When the pioneers (early adopters) become successful, they will tell their friends. The pioneers will convince the early settlers who will eventually convince the late settlers. No one will ever convince the laggards and skeptics; they have to convince themselves..
- Fight the urge to widen your focus; remember the dark side of the 80/20 rule: 80% of your effort will only produce 20% of the benefit.
- Simplify. Using simple tools like line graphs, pareto charts, and fishbone diagrams, you can easily move from 3 to 5 Sigma (30,000 parts per million to only 300) in 18-24 months. There are lots of complex tools like QFD and DOE in Six Sigma, but you won't be ready to Design For Six Sigma (DFSS) until you simplify and streamline your existing processes and lay the groundwork for it.
- Review and refocus. Once you solve the initial 4% of your core problems, start on the next 4%, then the next. Diffusion research has shown that somewhere between 16-25% involvement will create a "critical mass" that cause the change to sweep through the culture.
Good News about Productivity and Profitability
When you focus on the 4% that creates over half the waste and rework, your initial teams get big benefits: 50% reduction in defects, waste, and rework and $250,000/project improvement in the bottom line. By the time you've worked your way through the first 16-20% of your problems, you will get 80% (the 80/20 rule) of the benefits of Six Sigma. And you'll have minimized your costs of implementation. Now you can grow skilled internal Black Belts from your initial improvement team members. And you can begin to think about DFSS to design your processes to deliver Six Sigma quality.

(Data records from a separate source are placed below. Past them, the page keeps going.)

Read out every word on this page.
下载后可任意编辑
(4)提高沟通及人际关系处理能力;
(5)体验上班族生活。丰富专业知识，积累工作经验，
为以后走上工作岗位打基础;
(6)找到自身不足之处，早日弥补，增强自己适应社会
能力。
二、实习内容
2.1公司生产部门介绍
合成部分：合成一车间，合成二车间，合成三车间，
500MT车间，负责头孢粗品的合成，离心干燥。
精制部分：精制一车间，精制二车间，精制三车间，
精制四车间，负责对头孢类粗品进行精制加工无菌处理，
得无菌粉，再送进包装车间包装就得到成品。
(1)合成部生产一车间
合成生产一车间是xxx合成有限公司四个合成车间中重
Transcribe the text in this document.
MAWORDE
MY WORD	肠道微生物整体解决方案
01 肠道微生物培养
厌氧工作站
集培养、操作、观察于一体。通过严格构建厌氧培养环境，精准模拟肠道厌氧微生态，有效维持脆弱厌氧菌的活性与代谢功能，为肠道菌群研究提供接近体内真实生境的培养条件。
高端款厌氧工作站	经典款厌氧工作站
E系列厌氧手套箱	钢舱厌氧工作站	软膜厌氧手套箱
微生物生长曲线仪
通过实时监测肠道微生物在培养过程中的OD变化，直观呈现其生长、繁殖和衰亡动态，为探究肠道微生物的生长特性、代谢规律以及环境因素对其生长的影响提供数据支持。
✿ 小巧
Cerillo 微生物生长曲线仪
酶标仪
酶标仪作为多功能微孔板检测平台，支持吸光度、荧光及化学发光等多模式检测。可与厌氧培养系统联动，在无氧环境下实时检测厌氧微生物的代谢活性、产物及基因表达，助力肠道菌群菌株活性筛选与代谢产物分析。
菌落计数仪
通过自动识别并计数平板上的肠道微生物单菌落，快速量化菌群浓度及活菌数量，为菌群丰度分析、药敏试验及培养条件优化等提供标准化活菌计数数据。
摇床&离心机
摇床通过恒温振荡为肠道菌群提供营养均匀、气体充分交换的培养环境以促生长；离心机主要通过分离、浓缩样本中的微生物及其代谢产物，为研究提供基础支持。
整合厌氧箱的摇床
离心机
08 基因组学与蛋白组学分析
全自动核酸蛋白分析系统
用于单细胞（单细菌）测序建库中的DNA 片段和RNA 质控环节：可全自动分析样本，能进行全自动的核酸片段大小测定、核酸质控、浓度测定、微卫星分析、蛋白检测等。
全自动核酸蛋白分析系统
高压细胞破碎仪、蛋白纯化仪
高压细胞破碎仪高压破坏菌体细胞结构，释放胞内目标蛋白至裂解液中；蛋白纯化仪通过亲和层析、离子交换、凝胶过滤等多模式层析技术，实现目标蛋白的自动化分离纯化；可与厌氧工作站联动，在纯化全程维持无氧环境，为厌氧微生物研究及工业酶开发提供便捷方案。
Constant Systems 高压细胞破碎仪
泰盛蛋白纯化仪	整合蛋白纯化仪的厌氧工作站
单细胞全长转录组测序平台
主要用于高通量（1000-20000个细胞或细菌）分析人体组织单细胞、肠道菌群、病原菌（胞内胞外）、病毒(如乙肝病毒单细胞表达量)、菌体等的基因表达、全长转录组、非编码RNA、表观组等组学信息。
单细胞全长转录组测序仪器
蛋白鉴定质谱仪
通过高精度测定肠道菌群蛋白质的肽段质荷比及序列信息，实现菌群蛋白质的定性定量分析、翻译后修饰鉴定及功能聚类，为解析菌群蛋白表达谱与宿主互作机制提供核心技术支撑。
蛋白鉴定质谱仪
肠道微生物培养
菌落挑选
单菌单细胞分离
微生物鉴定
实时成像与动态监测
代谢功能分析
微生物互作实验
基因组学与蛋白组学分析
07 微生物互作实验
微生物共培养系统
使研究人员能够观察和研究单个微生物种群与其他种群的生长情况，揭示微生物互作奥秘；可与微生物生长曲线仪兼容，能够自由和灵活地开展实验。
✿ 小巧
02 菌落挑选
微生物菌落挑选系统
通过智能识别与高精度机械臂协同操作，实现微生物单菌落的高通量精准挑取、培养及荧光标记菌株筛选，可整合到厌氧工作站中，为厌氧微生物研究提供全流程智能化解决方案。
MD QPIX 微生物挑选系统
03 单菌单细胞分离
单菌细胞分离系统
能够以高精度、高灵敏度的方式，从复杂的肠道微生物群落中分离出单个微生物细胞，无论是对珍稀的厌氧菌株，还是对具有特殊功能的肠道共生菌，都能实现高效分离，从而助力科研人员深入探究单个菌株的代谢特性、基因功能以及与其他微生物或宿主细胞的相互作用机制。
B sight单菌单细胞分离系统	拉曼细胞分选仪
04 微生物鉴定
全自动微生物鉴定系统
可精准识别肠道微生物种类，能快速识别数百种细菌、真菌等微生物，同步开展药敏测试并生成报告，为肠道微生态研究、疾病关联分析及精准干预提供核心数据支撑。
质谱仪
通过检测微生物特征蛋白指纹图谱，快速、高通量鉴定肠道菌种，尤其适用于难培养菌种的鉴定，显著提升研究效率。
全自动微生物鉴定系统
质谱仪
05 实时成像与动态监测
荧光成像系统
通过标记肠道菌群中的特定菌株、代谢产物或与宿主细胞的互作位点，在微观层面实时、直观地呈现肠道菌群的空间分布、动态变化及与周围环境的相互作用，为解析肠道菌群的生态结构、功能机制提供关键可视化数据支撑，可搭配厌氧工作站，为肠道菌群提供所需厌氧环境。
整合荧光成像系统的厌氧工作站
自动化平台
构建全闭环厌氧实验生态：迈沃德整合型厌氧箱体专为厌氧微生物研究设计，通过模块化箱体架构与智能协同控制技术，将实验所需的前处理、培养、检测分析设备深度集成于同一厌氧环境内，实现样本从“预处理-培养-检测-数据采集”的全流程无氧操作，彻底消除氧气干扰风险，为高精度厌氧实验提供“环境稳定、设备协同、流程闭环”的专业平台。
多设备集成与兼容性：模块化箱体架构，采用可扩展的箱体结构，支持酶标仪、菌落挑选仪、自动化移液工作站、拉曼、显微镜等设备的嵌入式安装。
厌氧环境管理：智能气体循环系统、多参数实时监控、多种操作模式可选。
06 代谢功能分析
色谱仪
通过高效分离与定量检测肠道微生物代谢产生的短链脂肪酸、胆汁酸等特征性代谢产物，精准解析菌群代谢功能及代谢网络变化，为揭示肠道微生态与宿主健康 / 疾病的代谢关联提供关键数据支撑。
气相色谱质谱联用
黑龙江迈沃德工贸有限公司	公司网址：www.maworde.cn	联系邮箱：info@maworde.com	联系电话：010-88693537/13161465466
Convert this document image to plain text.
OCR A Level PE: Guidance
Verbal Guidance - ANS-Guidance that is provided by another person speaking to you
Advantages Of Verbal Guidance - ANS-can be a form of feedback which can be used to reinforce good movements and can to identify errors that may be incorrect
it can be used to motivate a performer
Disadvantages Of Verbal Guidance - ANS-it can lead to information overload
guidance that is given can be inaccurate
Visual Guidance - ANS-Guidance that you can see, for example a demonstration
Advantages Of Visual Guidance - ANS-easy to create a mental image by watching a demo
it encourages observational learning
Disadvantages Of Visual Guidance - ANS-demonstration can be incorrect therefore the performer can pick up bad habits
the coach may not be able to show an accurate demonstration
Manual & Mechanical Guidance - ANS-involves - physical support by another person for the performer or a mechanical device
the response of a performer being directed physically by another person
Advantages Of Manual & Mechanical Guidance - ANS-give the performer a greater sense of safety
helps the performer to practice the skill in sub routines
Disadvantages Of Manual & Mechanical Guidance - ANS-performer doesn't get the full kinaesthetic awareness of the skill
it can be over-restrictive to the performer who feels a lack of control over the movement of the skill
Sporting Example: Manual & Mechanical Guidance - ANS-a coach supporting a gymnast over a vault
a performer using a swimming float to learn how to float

Six Sigma payoffs are huge, but you may want to consider using the power of diffusion to ensure that the methods and tools take root in your business and flourish. But it's up to you. You can choose the conventional wisdom which gives you only a 50-50 chance at success or choose the power of diffusion which increases your odds substantially. Haven't you waited long enough to start making breakthrough improvements in performance and profitability a permanent part of your business?